🤖 AI Summary
Fine-tuning large language models (LLMs) incurs memory overhead several times greater than inference, hindering deployment on consumer-grade hardware. To address this, we propose an efficient fine-tuning framework based on task-aware lightweight simulators. Our method constructs a downstream-task-specific simulator via activation-aware singular value decomposition (SVD)—the first such approach. It jointly employs LoRA-based fine-tuning and a novel compensation correction algorithm to losslessly transfer fine-tuned parameters from the simulator back to the original model.

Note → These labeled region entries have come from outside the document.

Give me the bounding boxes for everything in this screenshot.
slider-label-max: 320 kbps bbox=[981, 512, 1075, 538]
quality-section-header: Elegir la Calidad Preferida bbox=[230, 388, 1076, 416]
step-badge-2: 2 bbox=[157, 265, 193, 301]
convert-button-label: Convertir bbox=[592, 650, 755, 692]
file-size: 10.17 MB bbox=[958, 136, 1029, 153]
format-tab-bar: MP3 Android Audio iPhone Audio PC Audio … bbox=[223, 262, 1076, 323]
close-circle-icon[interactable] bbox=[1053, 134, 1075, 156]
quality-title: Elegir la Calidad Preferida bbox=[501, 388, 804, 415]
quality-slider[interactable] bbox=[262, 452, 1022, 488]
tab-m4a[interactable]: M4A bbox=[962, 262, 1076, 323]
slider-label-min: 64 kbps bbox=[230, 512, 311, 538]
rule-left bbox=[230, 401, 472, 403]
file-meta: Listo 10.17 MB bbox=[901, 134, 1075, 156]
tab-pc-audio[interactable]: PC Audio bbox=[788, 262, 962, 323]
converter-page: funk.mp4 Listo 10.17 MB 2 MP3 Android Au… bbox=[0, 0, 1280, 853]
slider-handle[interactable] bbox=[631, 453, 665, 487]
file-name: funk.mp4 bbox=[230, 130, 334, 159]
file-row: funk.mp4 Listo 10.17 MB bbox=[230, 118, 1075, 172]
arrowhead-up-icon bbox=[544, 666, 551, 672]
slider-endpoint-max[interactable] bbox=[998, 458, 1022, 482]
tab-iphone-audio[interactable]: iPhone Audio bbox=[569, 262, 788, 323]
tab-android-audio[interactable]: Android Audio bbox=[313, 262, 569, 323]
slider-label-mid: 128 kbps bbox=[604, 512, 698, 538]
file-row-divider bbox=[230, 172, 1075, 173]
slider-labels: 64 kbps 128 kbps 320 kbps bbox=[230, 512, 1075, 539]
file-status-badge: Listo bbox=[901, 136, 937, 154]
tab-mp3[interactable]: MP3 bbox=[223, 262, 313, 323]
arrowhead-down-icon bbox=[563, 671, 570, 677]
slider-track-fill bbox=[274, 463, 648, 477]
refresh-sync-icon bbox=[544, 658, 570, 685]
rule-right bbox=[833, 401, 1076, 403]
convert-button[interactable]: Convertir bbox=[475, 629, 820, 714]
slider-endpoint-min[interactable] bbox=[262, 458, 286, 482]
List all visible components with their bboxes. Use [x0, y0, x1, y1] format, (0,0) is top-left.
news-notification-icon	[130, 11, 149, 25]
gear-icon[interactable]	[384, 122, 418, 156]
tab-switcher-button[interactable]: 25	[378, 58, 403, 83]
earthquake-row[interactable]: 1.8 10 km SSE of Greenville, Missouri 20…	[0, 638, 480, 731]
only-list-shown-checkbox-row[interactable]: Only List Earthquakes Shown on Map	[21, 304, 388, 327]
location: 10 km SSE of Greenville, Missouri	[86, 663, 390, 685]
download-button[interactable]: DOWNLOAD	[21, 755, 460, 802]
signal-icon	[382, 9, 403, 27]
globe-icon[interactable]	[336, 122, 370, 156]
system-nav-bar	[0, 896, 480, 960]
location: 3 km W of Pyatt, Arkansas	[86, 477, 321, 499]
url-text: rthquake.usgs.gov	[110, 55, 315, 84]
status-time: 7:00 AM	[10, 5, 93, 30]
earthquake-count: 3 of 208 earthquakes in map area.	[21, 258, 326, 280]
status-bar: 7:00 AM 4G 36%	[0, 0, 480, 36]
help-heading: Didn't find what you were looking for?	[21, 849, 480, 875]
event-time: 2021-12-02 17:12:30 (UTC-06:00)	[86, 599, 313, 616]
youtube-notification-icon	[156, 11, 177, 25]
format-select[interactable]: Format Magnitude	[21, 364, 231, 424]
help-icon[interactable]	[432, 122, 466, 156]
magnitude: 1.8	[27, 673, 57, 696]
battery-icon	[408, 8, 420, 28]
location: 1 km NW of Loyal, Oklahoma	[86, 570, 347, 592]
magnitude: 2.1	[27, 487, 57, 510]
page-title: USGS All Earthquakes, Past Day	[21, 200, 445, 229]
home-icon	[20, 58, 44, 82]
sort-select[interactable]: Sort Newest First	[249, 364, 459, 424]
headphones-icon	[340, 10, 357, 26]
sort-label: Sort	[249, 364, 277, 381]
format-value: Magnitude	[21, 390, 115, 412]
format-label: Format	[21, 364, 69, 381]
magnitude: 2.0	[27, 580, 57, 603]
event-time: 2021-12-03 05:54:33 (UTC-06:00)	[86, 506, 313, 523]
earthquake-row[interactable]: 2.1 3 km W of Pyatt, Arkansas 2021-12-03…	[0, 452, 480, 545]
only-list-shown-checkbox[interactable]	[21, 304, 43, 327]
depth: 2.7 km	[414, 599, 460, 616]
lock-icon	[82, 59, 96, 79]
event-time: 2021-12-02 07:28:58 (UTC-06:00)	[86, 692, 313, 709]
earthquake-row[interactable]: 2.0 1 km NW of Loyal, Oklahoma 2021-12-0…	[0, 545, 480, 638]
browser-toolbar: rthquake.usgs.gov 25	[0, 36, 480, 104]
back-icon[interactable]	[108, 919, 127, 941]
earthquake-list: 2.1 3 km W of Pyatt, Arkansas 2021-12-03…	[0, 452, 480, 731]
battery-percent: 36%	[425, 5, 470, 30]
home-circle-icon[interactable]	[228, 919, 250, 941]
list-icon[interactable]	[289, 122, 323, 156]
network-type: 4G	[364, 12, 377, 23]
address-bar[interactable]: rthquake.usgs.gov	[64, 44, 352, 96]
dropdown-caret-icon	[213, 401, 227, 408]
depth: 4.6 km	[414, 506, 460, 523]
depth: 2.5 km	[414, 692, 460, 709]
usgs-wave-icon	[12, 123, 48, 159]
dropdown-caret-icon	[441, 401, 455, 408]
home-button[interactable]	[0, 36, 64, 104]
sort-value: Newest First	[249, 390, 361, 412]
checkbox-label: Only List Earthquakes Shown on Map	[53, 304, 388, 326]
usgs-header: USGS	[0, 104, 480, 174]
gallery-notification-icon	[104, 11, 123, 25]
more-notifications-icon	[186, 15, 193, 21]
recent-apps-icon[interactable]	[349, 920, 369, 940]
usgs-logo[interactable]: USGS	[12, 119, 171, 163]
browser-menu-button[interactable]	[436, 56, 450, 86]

Crucially, the entire process uses native FP16 training without quantization. Evaluated on a single 24GB GPU, our framework successfully fine-tunes a 38B-parameter model, outperforming mainstream baselines across diverse multimodal tasks and datasets. It achieves ultra-high compression—simulator parameters constitute less than 0.1% of the full model—while remaining fully compatible with standard training pipelines.
📝 Abstract
Open-source foundation models have seen rapid adoption and development, enabling powerful general-purpose capabilities across diverse domains. However, fine-tuning large foundation models for domain-specific or personalized tasks remains prohibitively expensive for most users due to the significant memory overhead beyond that of inference. We introduce EMLoC, an Emulator-based Memory-efficient fine-tuning framework with LoRA Correction, which enables model fine-tuning within the same memory budget required for inference. EMLoC constructs a task-specific light-weight emulator using activation-aware singular value decomposition (SVD) on a small downstream calibration set. Fine-tuning then is performed on this lightweight emulator via LoRA. To tackle the misalignment between the original model and the compressed emulator, we propose a novel compensation algorithm to correct the fine-tuned LoRA module, which thus can be merged into the original model for inference. EMLoC supports flexible compression ratios and standard training pipelines, making it adaptable to a wide range of applications. Extensive experiments demonstrate that EMLoC outperforms other baselines across multiple datasets and modalities. Moreover, without quantization, EMLoC enables fine-tuning of a 38B model on a single 24GB consumer GPU-bringing efficient and practical model adaptation to individual users.